Not alien to hard work – heart attack, cardiac arrest no match for patient
On May 29, designer Jared Murphy was visiting a home where he had been working on a project when he suddenly wasn’t feeling well. He asked the homeowners if they had any pain reliever, but when they returned with some, they found Jared unresponsive and immediately called 911. Hennepin EMS paramedics arrived, immediately began CPR, and placed him on a cardiac monitor because Jared did not have a pulse and was not breathing.
“I tried to die at least 7 times, but HCMC wouldn’t let me,” he said with a smile while walking on a treadmill at a cardiac rehabilitation appointment 8 weeks after experiencing a “widowmaker” heart attack.
The team in HCMC’s emergency department, including emergency physician Dr. Stephen Smith, stabilized Jared and he was transferred to the cardiac catheterization lab, where a stent was placed to return blood flow to his heart.
“I had a 100 percent blockage in one of my arteries,” the 50-year-old designer and podcaster explained, “and had literally been dead for 45 minutes.”
Dr. Smith explains how Jared had the kind of heart attack that’s often confused with a cardiac arrest:
“Jared’s ECG indicated a complete blockage of his left anterior descending coronary artery – the big artery in front of the heart that supplies oxygen to a large amount of heart muscle,” he said.
When the EKG shows that this artery is occluded, it is often called the “widowmaker.”
“A heart attack is a myocardial infarction when there’s loss of blood flow to the heart muscle, which is commonly confused with the term ‘cardiac arrest’ when the heart itself stops pumping blood. To make it even more confusing, the most common cause of cardiac arrest is a myocardial infarction (‘heart attack’). Jared had both: a heart attack causing a cardiac arrest.”
“Specifically, Jared had an Occlusion Myocardial Infarction; this is the very large kind of heart attack which needs intervention emergently.”
From the time Jared collapsed to the time he was successfully resuscitated with dual sequential defibrillation (see blog post here for details) was approximately 40 minutes; it was an additional 30 minutes until his artery was reopened with the stent. While he was supported with oxygen and other measures, until he woke up from being placed in a coma, his family didn’t know if – or how much – brain damage may have occurred.
After Jared’s breathing tube was removed, it was evident that he did not experience any deficit to his cognition, and he was very motivated towards recovery.
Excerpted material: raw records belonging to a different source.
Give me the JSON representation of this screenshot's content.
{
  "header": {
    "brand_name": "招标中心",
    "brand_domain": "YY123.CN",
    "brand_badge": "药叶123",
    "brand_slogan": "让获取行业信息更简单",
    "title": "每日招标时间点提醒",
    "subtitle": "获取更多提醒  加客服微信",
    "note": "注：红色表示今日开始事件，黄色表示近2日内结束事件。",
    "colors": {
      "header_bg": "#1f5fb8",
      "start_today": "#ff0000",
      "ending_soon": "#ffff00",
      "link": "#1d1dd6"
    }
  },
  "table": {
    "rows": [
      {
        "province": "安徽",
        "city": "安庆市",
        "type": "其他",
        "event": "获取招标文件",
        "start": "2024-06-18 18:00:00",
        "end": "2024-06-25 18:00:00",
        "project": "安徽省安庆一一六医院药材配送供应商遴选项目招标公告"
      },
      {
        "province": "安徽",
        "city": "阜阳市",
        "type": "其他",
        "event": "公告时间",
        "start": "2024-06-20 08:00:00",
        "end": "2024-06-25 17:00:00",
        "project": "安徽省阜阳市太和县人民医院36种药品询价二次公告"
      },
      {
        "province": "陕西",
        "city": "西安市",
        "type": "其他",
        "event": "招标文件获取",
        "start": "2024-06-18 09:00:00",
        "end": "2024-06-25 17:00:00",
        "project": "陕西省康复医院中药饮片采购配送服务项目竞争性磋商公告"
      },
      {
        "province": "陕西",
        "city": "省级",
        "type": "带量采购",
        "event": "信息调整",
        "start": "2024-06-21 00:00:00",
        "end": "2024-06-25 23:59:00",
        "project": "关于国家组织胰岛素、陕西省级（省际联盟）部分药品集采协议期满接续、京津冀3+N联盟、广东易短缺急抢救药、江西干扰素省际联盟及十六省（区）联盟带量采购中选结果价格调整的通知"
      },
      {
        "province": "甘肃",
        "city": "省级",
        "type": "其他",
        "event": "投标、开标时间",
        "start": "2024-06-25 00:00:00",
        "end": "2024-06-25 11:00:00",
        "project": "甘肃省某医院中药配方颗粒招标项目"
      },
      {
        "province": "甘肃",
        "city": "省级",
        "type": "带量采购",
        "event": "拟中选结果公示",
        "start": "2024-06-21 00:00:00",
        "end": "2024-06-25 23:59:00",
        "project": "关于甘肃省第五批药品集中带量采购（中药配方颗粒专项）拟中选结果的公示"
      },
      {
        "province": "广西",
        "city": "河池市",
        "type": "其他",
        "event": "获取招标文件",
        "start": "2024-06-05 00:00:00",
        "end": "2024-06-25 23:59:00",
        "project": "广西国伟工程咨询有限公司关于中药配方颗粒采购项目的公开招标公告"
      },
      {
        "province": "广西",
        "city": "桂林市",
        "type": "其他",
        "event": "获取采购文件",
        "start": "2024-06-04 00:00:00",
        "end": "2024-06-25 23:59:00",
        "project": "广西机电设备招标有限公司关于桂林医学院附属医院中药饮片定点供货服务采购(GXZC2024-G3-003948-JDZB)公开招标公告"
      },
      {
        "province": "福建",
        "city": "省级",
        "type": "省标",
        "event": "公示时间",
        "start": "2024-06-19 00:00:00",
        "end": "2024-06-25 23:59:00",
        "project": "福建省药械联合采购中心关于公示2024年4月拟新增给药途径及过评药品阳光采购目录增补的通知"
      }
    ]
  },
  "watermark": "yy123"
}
Instead of remaining still in bed, he would get up and stretch and move around in his room.
“What else was I going to do, count the ceiling tiles?”
He would even walk from the ICU to other areas of the hospital for specialized care instead of being pushed in a wheelchair. Two weeks after “dying,” he was discharged from HCMC.
Dr. Kevin Buda, a cardiology fellow who cared for him in the Medical Intensive Care Unit, said his recovery was remarkable.
“Jared’s recovery is the pinnacle of what modern critical care can offer. The normal prognosis for a heart attack resulting in a cardiac arrest is dismal, especially when it occurs out of the hospital when timely diagnosis and care are difficult. With high-quality CPR, prompt opening of his blocked heart artery, thoughtful post-arrest care in the medical intensive care unit, and a lot of motivation from Jared to work with rehabilitation, he was able to rapidly return to his normal life.”
Humor and irony seem to keep Jared and his family in good spirits throughout his miraculous recovery. His daughter, Alise, sent him a text and photo from a restaurant where “The Widowmaker” burger was on the menu:
“I’m gonna order your heart attack for dinner,” she joked.
“Hilarious – I love you, Peanut,” he replied.
Jared is now several weeks into cardiac rehabilitation and has already recorded two podcasts – again, feeling good enough to return to work – which from time to time may indeed include assessing “ceiling tiles.”
“Much more interesting to do in an upright position,” he mused. “And returning to the work I love and most importantly, the people I love, has made me so grateful to the care at HCMC.”